As greenhouse gas emissions continue to increase, our future depends on our ability to control carbon. It turns out that one of the most important players in the future carbon economy is right under our feet.
We tend to consider our country just as a medium for growing food, but the soil stores more than 3 times More Carbon than that contained in the air. And the soil’s ability to capture and retain carbon from the atmosphere is closely related to agricultural practices such as irrigation and tillage.
Scientists recognized this carbon capture and storage as a potential climate solution decades ago, but developing devices and strategies to increase carbon levels has remained an academic venture. A bill by Senator Michael Bennet from Colorado and Representative Cynthia Axne from Iowa is to create a new funding agency called “Advanced Research Projects-Terra” (ARPA-TERRA) to bridge the gap between discovery on a laboratory scale and implementation in the real world Close world.
The name “ARPA” may seem familiar to you. Defense-ARPA (DARPA) was founded in 1958 by President Dwight D. Eisenhower, and ARPA-Energy (ARPA-E) was founded in 2007 by President George Bush. The goal of these advanced research agencies is to identify critical research gaps that are not currently funded by other U.S. agencies and are unlikely to be implemented by industry. For DARPA, this meant taking on unexplored projects to solve big problems like the Global Positioning System (GPS) in the early 1970s. In the energy sector, however, there was a gap between laboratory-scale research and industrial implementation. ARPA-E wanted to advance studies that both explored new ground and reduced uncertainty about the launch of technology. ARPA-Terra tries to apply the same methodology to the agricultural sector, where there is a significant barrier between research and practice.
In the past 100 years, farmers have increased crop productivity tenfold. But that has its price. In an article published in the magazine in 2004 scienceRattan Lal, a professor of soil science at Ohio State University, estimated that converting undeveloped land to agricultural land using traditional farming techniques can remove 60% of the carbon from the soil.
Lal describes our land as a bank account. To maintain the production of our plants, according to Lal, we need to replace the nutrients and calories that are extracted from the soil for food production. If we don’t, the ability of the soil to produce nutritious food and resist erosion, referred to as “soil health”, will decrease over time.
Climate models have shown that agricultural practices that reduce energy / material use and restore carbon in the soil will be an essential element in mitigating climate change. Implementing these climate-friendly solutions can also benefit farmers as they can lower their operating costs and increase resilience to extreme weather conditions with minimal impact on yields. To monitor the impact of changing practices, farmers need real-time data. Soil properties can vary considerably over short distances, making manual sampling over many hectares a monumental task. Even when the data has been collected, it is not easy to decide how much water to sow or when.
ARPA-E recently funded nine universities with over $ 30 million to address this problem. The project, known as ROOTS, or Rhizosphere observations to optimize terrestrial sequestrationaims to increase the carbon content in the soil by 50% while reducing the need for fertilizers.

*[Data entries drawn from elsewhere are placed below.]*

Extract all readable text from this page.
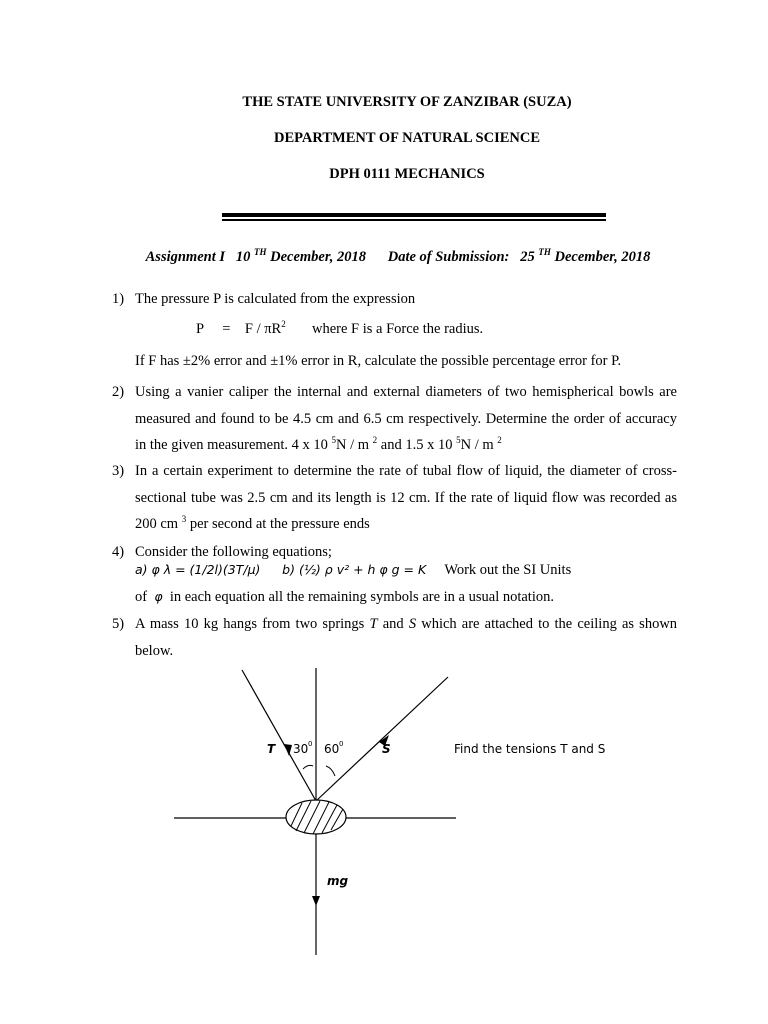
THE STATE UNIVERSITY OF ZANZIBAR (SUZA)
DEPARTMENT OF NATURAL SCIENCE
DPH 0111 MECHANICS
Assignment I 10 $^{TH}$ December, 2018 Date of Submission: 25 $^{TH}$ December, 2018
1) The pressure P is calculated from the expression
$P = F / \pi R^2$ where F is a Force the radius.
If F has ±2% error and ±1% error in R, calculate the possible percentage error for P.
2) Using a vanier caliper the internal and external diameters of two hemispherical bowls are measured and found to be 4.5 cm and 6.5 cm respectively. Determine the order of accuracy in the given measurement. 4 x 10 $^5$N / m $^2$ and 1.5 x 10 $^5$N / m $^2$
3) In a certain experiment to determine the rate of tubal flow of liquid, the diameter of cross-sectional tube was 2.5 cm and its length is 12 cm. If the rate of liquid flow was recorded as 200 cm $^3$ per second at the pressure ends
4) Consider the following equations;
a) φ λ = (1/2l)(3T/μ) b) (½) ρ v² + h φ g = K Work out the SI Units
of φ in each equation all the remaining symbols are in a usual notation.
5) A mass 10 kg hangs from two springs T and S which are attached to the ceiling as shown below.
T 30 0 60 0	S
mg
Find the tensions T and S
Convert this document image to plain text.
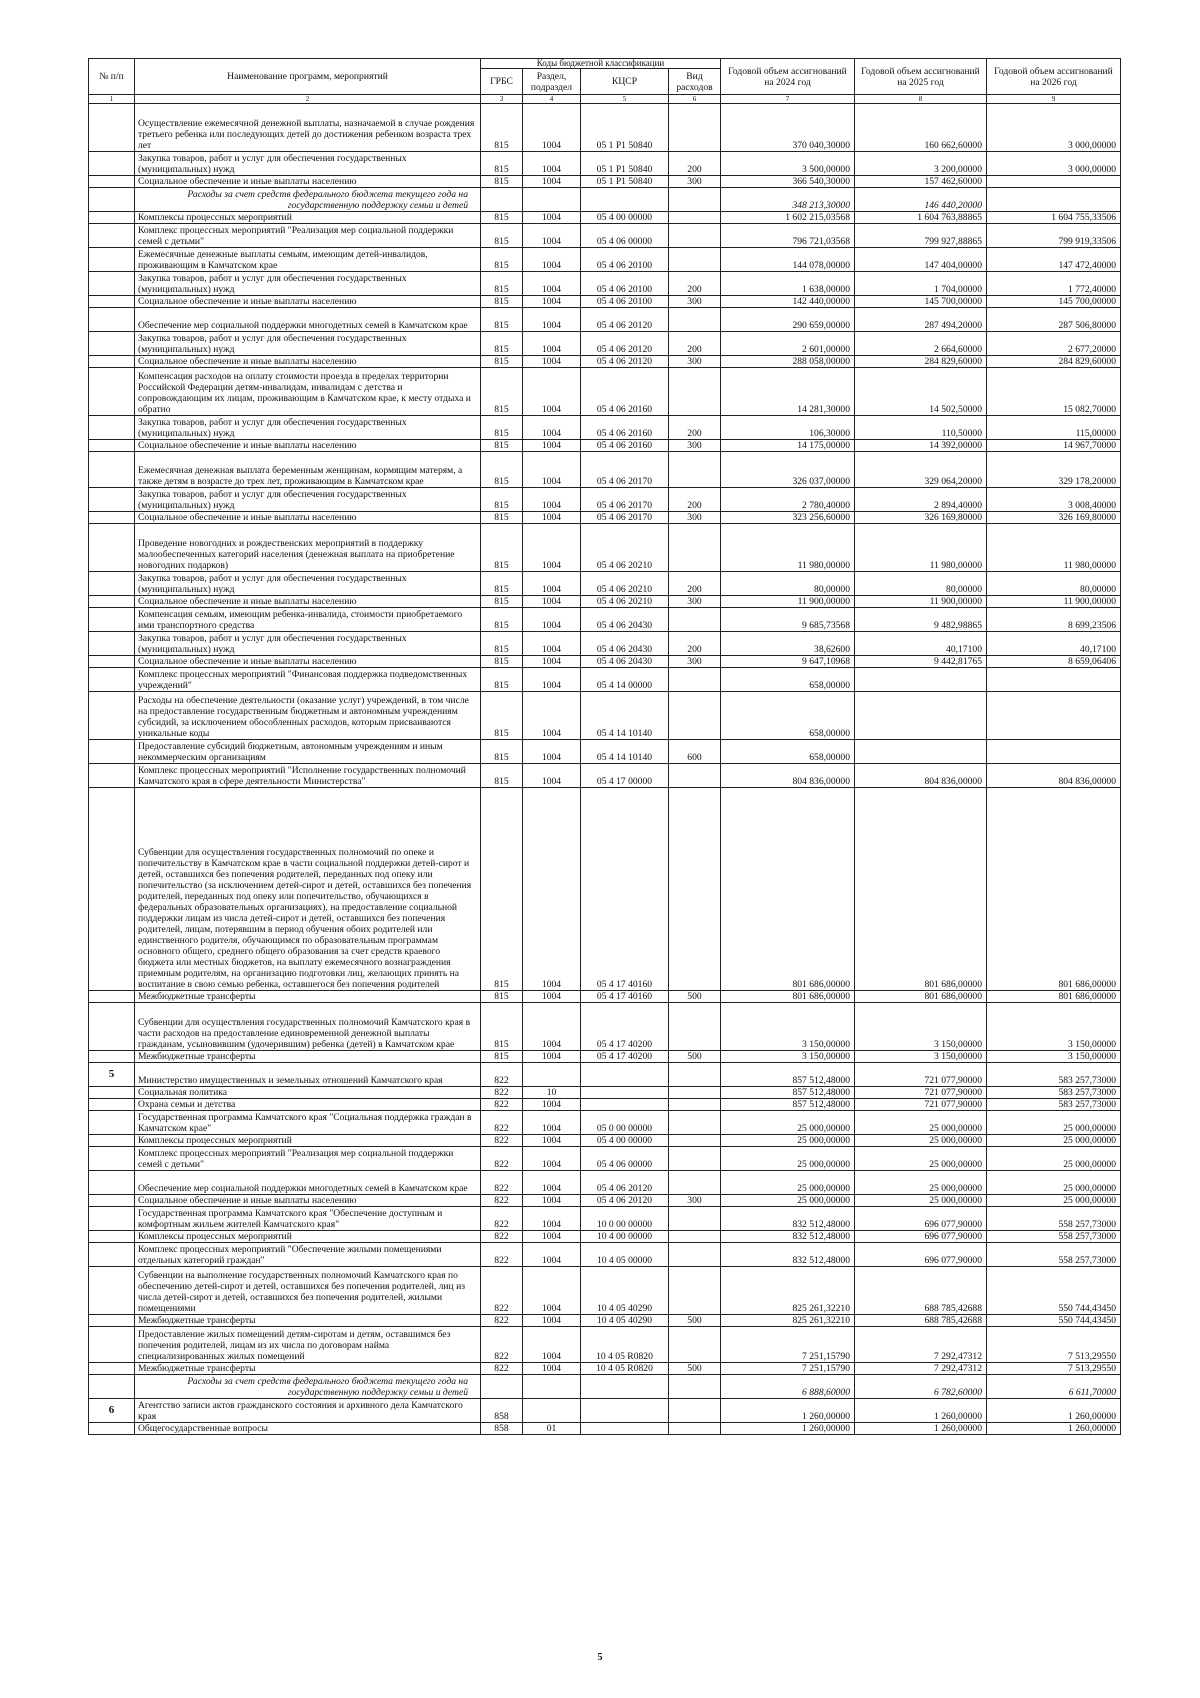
№ п/п	Наименование программ, мероприятий	Коды бюджетной классификации				Годовой объем ассигнований на 2024 год	Годовой объем ассигнований на 2025 год	Годовой объем ассигнований на 2026 год
		ГРБС	Раздел, подраздел	КЦСР	Вид расходов			
1	2	3	4	5	6	7	8	9
	Осуществление ежемесячной денежной выплаты, назначаемой в случае рождения третьего ребенка или последующих детей до достижения ребенком возраста трех лет	815	1004	05 1 P1 50840		370 040,30000	160 662,60000	3 000,00000
	Закупка товаров, работ и услуг для обеспечения государственных (муниципальных) нужд	815	1004	05 1 P1 50840	200	3 500,00000	3 200,00000	3 000,00000
	Социальное обеспечение и иные выплаты населению	815	1004	05 1 P1 50840	300	366 540,30000	157 462,60000	
	Расходы за счет средств федерального бюджета текущего года на государственную поддержку семьи и детей					348 213,30000	146 440,20000	
	Комплексы процессных мероприятий	815	1004	05 4 00 00000		1 602 215,03568	1 604 763,88865	1 604 755,33506
	Комплекс процессных мероприятий "Реализация мер социальной поддержки семей с детьми"	815	1004	05 4 06 00000		796 721,03568	799 927,88865	799 919,33506
	Ежемесячные денежные выплаты семьям, имеющим детей-инвалидов, проживающим в Камчатском крае	815	1004	05 4 06 20100		144 078,00000	147 404,00000	147 472,40000
	Закупка товаров, работ и услуг для обеспечения государственных (муниципальных) нужд	815	1004	05 4 06 20100	200	1 638,00000	1 704,00000	1 772,40000
	Социальное обеспечение и иные выплаты населению	815	1004	05 4 06 20100	300	142 440,00000	145 700,00000	145 700,00000
	Обеспечение мер социальной поддержки многодетных семей в Камчатском крае	815	1004	05 4 06 20120		290 659,00000	287 494,20000	287 506,80000
	Закупка товаров, работ и услуг для обеспечения государственных (муниципальных) нужд	815	1004	05 4 06 20120	200	2 601,00000	2 664,60000	2 677,20000
	Социальное обеспечение и иные выплаты населению	815	1004	05 4 06 20120	300	288 058,00000	284 829,60000	284 829,60000
	Компенсация расходов на оплату стоимости проезда в пределах территории Российской Федерации детям-инвалидам, инвалидам с детства и сопровождающим их лицам, проживающим в Камчатском крае, к месту отдыха и обратно	815	1004	05 4 06 20160		14 281,30000	14 502,50000	15 082,70000
	Закупка товаров, работ и услуг для обеспечения государственных (муниципальных) нужд	815	1004	05 4 06 20160	200	106,30000	110,50000	115,00000
	Социальное обеспечение и иные выплаты населению	815	1004	05 4 06 20160	300	14 175,00000	14 392,00000	14 967,70000
	Ежемесячная денежная выплата беременным женщинам, кормящим матерям, а также детям в возрасте до трех лет, проживающим в Камчатском крае	815	1004	05 4 06 20170		326 037,00000	329 064,20000	329 178,20000
	Закупка товаров, работ и услуг для обеспечения государственных (муниципальных) нужд	815	1004	05 4 06 20170	200	2 780,40000	2 894,40000	3 008,40000
	Социальное обеспечение и иные выплаты населению	815	1004	05 4 06 20170	300	323 256,60000	326 169,80000	326 169,80000
	Проведение новогодних и рождественских мероприятий в поддержку малообеспеченных категорий населения (денежная выплата на приобретение новогодних подарков)	815	1004	05 4 06 20210		11 980,00000	11 980,00000	11 980,00000
	Закупка товаров, работ и услуг для обеспечения государственных (муниципальных) нужд	815	1004	05 4 06 20210	200	80,00000	80,00000	80,00000
	Социальное обеспечение и иные выплаты населению	815	1004	05 4 06 20210	300	11 900,00000	11 900,00000	11 900,00000
	Компенсация семьям, имеющим ребенка-инвалида, стоимости приобретаемого ими транспортного средства	815	1004	05 4 06 20430		9 685,73568	9 482,98865	8 699,23506
	Закупка товаров, работ и услуг для обеспечения государственных (муниципальных) нужд	815	1004	05 4 06 20430	200	38,62600	40,17100	40,17100
	Социальное обеспечение и иные выплаты населению	815	1004	05 4 06 20430	300	9 647,10968	9 442,81765	8 659,06406
	Комплекс процессных мероприятий "Финансовая поддержка подведомственных учреждений"	815	1004	05 4 14 00000		658,00000		
	Расходы на обеспечение деятельности (оказание услуг) учреждений, в том числе на предоставление государственным бюджетным и автономным учреждениям субсидий, за исключением обособленных расходов, которым присваиваются уникальные коды	815	1004	05 4 14 10140		658,00000		
	Предоставление субсидий бюджетным, автономным учреждениям и иным некоммерческим организациям	815	1004	05 4 14 10140	600	658,00000		
	Комплекс процессных мероприятий "Исполнение государственных полномочий Камчатского края в сфере деятельности Министерства"	815	1004	05 4 17 00000		804 836,00000	804 836,00000	804 836,00000
	Субвенции для осуществления государственных полномочий по опеке и попечительству в Камчатском крае в части социальной поддержки детей-сирот и детей, оставшихся без попечения родителей, переданных под опеку или попечительство (за исключением детей-сирот и детей, оставшихся без попечения родителей, переданных под опеку или попечительство, обучающихся в федеральных образовательных организациях), на предоставление социальной поддержки лицам из числа детей-сирот и детей, оставшихся без попечения родителей, лицам, потерявшим в период обучения обоих родителей или единственного родителя, обучающимся по образовательным программам основного общего, среднего общего образования за счет средств краевого бюджета или местных бюджетов, на выплату ежемесячного вознаграждения приемным родителям, на организацию подготовки лиц, желающих принять на воспитание в свою семью ребенка, оставшегося без попечения родителей	815	1004	05 4 17 40160		801 686,00000	801 686,00000	801 686,00000
	Межбюджетные трансферты	815	1004	05 4 17 40160	500	801 686,00000	801 686,00000	801 686,00000
	Субвенции для осуществления государственных полномочий Камчатского края в части расходов на предоставление единовременной денежной выплаты гражданам, усыновившим (удочерившим) ребенка (детей) в Камчатском крае	815	1004	05 4 17 40200		3 150,00000	3 150,00000	3 150,00000
	Межбюджетные трансферты	815	1004	05 4 17 40200	500	3 150,00000	3 150,00000	3 150,00000
5	Министерство имущественных и земельных отношений Камчатского края	822				857 512,48000	721 077,90000	583 257,73000
	Социальная политика	822	10			857 512,48000	721 077,90000	583 257,73000
	Охрана семьи и детства	822	1004			857 512,48000	721 077,90000	583 257,73000
	Государственная программа Камчатского края "Социальная поддержка граждан в Камчатском крае"	822	1004	05 0 00 00000		25 000,00000	25 000,00000	25 000,00000
	Комплексы процессных мероприятий	822	1004	05 4 00 00000		25 000,00000	25 000,00000	25 000,00000
	Комплекс процессных мероприятий "Реализация мер социальной поддержки семей с детьми"	822	1004	05 4 06 00000		25 000,00000	25 000,00000	25 000,00000
	Обеспечение мер социальной поддержки многодетных семей в Камчатском крае	822	1004	05 4 06 20120		25 000,00000	25 000,00000	25 000,00000
	Социальное обеспечение и иные выплаты населению	822	1004	05 4 06 20120	300	25 000,00000	25 000,00000	25 000,00000
	Государственная программа Камчатского края "Обеспечение доступным и комфортным жильем жителей Камчатского края"	822	1004	10 0 00 00000		832 512,48000	696 077,90000	558 257,73000
	Комплексы процессных мероприятий	822	1004	10 4 00 00000		832 512,48000	696 077,90000	558 257,73000
	Комплекс процессных мероприятий "Обеспечение жилыми помещениями отдельных категорий граждан"	822	1004	10 4 05 00000		832 512,48000	696 077,90000	558 257,73000
	Субвенции на выполнение государственных полномочий Камчатского края по обеспечению детей-сирот и детей, оставшихся без попечения родителей, лиц из числа детей-сирот и детей, оставшихся без попечения родителей, жилыми помещениями	822	1004	10 4 05 40290		825 261,32210	688 785,42688	550 744,43450
	Межбюджетные трансферты	822	1004	10 4 05 40290	500	825 261,32210	688 785,42688	550 744,43450
	Предоставление жилых помещений детям-сиротам и детям, оставшимся без попечения родителей, лицам из их числа по договорам найма специализированных жилых помещений	822	1004	10 4 05 R0820		7 251,15790	7 292,47312	7 513,29550
	Межбюджетные трансферты	822	1004	10 4 05 R0820	500	7 251,15790	7 292,47312	7 513,29550
	Расходы за счет средств федерального бюджета текущего года на государственную поддержку семьи и детей					6 888,60000	6 782,60000	6 611,70000
6	Агентство записи актов гражданского состояния и архивного дела Камчатского края	858				1 260,00000	1 260,00000	1 260,00000
	Общегосударственные вопросы	858	01			1 260,00000	1 260,00000	1 260,00000
5
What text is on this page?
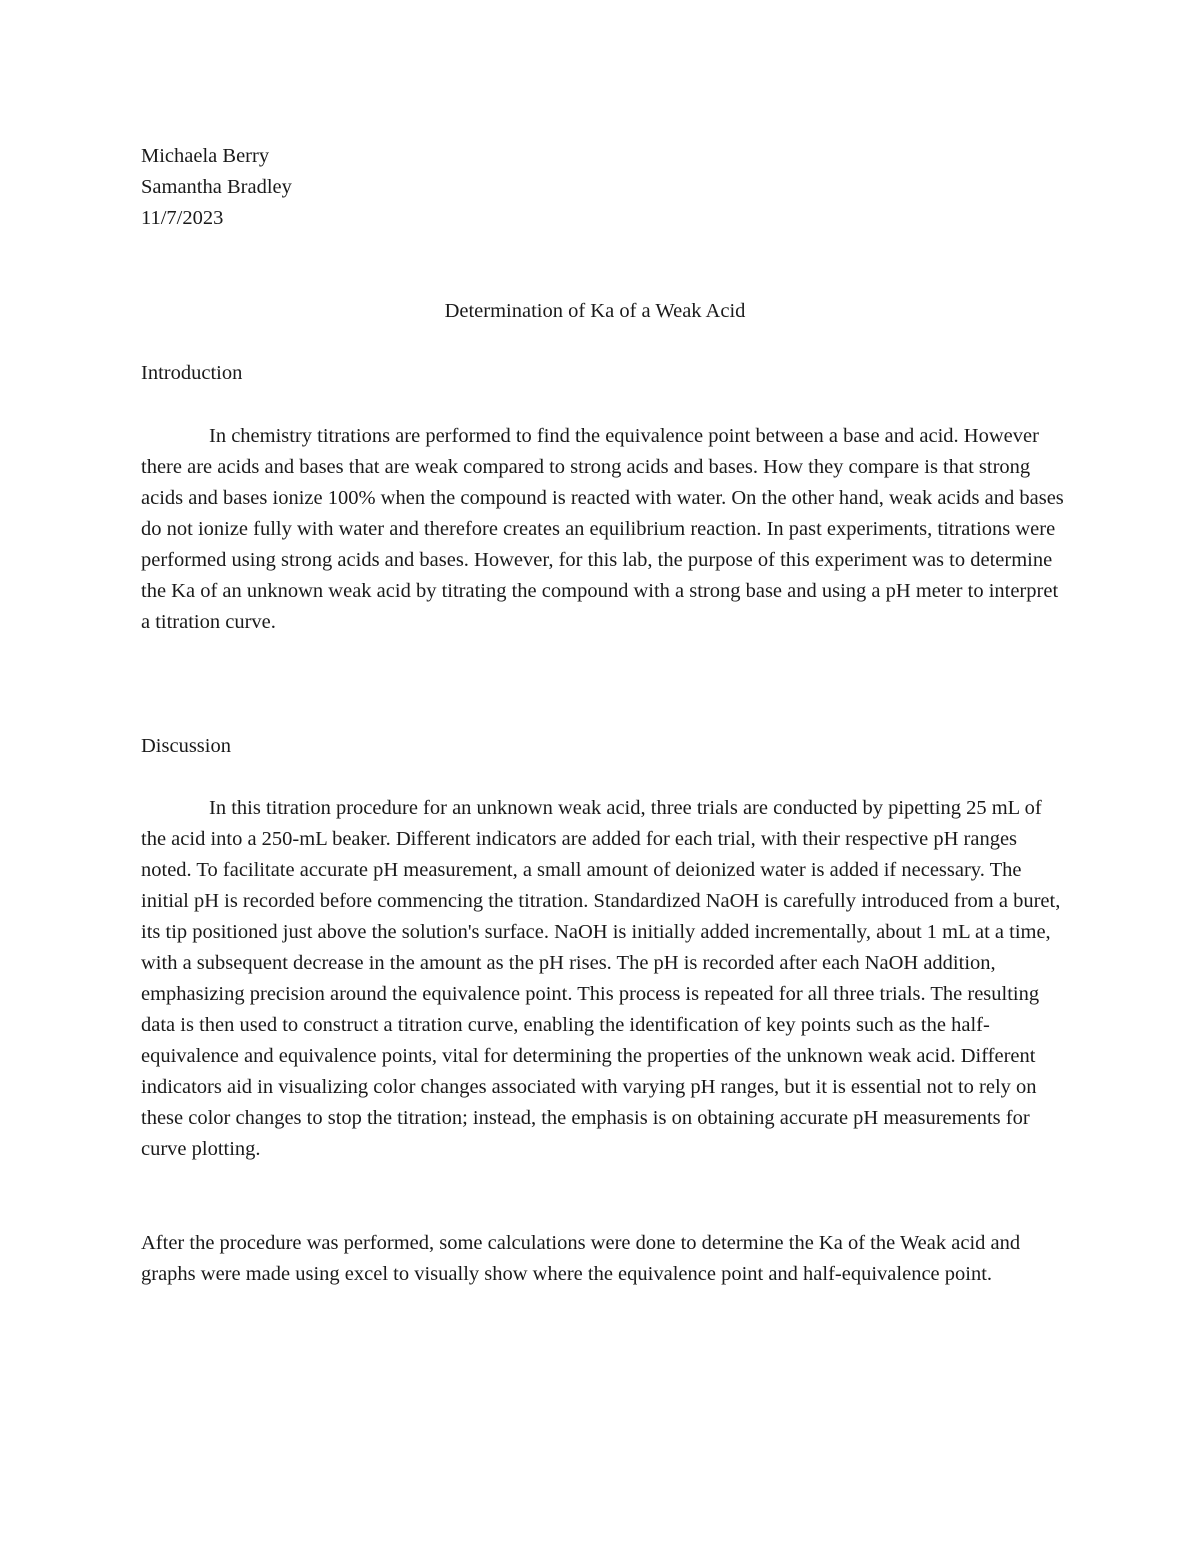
Michaela Berry

Samantha Bradley

11/7/2023

Determination of Ka of a Weak Acid
Introduction

In chemistry titrations are performed to find the equivalence point between a base and acid. However there are acids and bases that are weak compared to strong acids and bases. How they compare is that strong acids and bases ionize 100% when the compound is reacted with water. On the other hand, weak acids and bases do not ionize fully with water and therefore creates an equilibrium reaction. In past experiments, titrations were performed using strong acids and bases. However, for this lab, the purpose of this experiment was to determine the Ka of an unknown weak acid by titrating the compound with a strong base and using a pH meter to interpret a titration curve.

Discussion

In this titration procedure for an unknown weak acid, three trials are conducted by pipetting 25 mL of the acid into a 250-mL beaker. Different indicators are added for each trial, with their respective pH ranges noted. To facilitate accurate pH measurement, a small amount of deionized water is added if necessary. The initial pH is recorded before commencing the titration. Standardized NaOH is carefully introduced from a buret, its tip positioned just above the solution's surface. NaOH is initially added incrementally, about 1 mL at a time, with a subsequent decrease in the amount as the pH rises. The pH is recorded after each NaOH addition, emphasizing precision around the equivalence point. This process is repeated for all three trials. The resulting data is then used to construct a titration curve, enabling the identification of key points such as the half-equivalence and equivalence points, vital for determining the properties of the unknown weak acid. Different indicators aid in visualizing color changes associated with varying pH ranges, but it is essential not to rely on these color changes to stop the titration; instead, the emphasis is on obtaining accurate pH measurements for curve plotting.

After the procedure was performed, some calculations were done to determine the Ka of the Weak acid and graphs were made using excel to visually show where the equivalence point and half-equivalence point.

The proposed technologies are based on the development of portable devices that measure soil and plant properties and then link these data to genetic descriptors for water and nutrient fixation. The aim of the initiative is to get a better picture of which practices result in more carbon remaining in the soil. These practices could include direct sowing, where plants are grown without moving the soil, and harvesting, where additional non-food plants are planted in the same field to restore certain nutrients and prevent erosion. Although this program has been successful so far, it is expected to end in May 2020. And ARPA-E does not appear to continue to fund agricultural research outside of its immediate energy applications.
Without further research, farmers would have to take independent responsibility for the restoration of carbon in their country if there was a need to improve yields. This is a big undertaking, especially when the results and the schedule are uncertain. The aim is that ARPA-Terra closes this gap and continues to invest in increasing the ecological and economic potential of agriculture.
“At a time when American farmers and ranchers are facing extreme weather and low commodity prices, it is more important than ever to invest in research that is the building block for major technological breakthroughs to promote American agriculture,” said Bennet in a press release from November 2019.
The language of the draft law is intentionally broad so that a large number of research projects can fit into the law. David Babson, currently Program Director at ARPA-E, presented the idea to Senator Bennet in 2017 as part of discussions on the 2018 Farm Bill.
“You can think of any number of programs that fit into these broad categories, and there will be so many good ideas that need to be considered. I am assuming that new areas of agricultural research that are currently not being extensively investigated by ARS, such as For example, vertical agriculture, carbon farming, and alternative and cell-based meat will be highlighted, ”said Babson in an email.
In order for the law to come into force, it must be brought to the vote by the Committee on Agriculture, Food and Forestry in the Senate and adopted in-house. Despite this long journey, the calculation and the accompanying discussion are a step in the right direction to exploit the unused potential of the floor for climate solutions.